David: Now you're an IP lawyer ultimately Matt, so what about the IP issues presented by AI?

Matt: New techniques in AI are potentially patentable so that's wonderful, but the really interesting point is AI is increasingly being used, at least in research to generate poetry, to generate art, to generate new news reportage that sort of thing and should these be copyright works and there's no standard approach around the world. So to give you two examples in the UK actually computer generated works had been copyright for years, but in the US the officer's advice there is that a machine that works automatically cannot produce a copyright work.

David: So AI must present some cyber security issues?

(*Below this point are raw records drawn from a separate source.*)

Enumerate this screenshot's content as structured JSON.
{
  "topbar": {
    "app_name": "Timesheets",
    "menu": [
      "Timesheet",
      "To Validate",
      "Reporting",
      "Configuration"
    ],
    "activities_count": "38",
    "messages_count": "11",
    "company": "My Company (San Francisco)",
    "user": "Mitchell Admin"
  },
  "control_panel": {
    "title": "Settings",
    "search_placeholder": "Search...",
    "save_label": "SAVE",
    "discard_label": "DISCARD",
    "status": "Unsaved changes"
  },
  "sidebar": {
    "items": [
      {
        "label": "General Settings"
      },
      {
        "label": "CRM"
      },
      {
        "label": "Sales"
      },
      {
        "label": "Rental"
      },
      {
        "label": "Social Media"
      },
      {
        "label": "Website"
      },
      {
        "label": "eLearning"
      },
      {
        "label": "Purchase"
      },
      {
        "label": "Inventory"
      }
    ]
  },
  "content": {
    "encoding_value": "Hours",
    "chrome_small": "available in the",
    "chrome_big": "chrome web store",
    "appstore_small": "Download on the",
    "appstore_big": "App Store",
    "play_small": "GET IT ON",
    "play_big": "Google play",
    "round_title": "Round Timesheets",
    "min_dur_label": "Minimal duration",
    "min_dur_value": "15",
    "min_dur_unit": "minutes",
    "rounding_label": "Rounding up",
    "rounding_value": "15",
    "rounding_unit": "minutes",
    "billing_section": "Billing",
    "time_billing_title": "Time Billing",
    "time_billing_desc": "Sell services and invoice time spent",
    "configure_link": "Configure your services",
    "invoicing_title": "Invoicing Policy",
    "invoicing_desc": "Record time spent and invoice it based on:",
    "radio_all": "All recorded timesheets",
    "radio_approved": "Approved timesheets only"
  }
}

Matt: So cyber security is an issue for any IT application, but particularly when you're talking about an autonomous robot and particularly self-driving car or a care robot and that's really got the European Parliament twitching. To take self-driving cars as an example, a manufacturer has to make sure that every single component in a complex vehicle is secure and these components come from many suppliers and even if you get through all the hard layer and all of the software secure these cars then still rely on external data, so they rely on GPS, so location data and they are planned to rely on data shared by other cars, so where another car is, what it's speed is and the like. If that data can be faked then the car can be tricked and if the car can be tricked we have real dangers, the car can be stolen automatically, it could be caused to crash or it could even take someone hostage. So the UK Government has recently published principles for cyber security, as it applies to autonomous vehicles, and they're serious principles. To give you a flavour it says this must be led from the board, it's a board level issue cyber security, and frankly unlike a lot of operating systems one might mention another principle is that you have to guarantee security or work on security for the lifetime of the product.

David: Yeah so it doesn't just become obsolete after a couple of years.

Matt: Well in theory what we may see is that private ownership will go away anyway. So actually manufacturers will be removing obsolete technology and that won't in fact be a practical problem.

David: Fascinating. Thank you very much for that.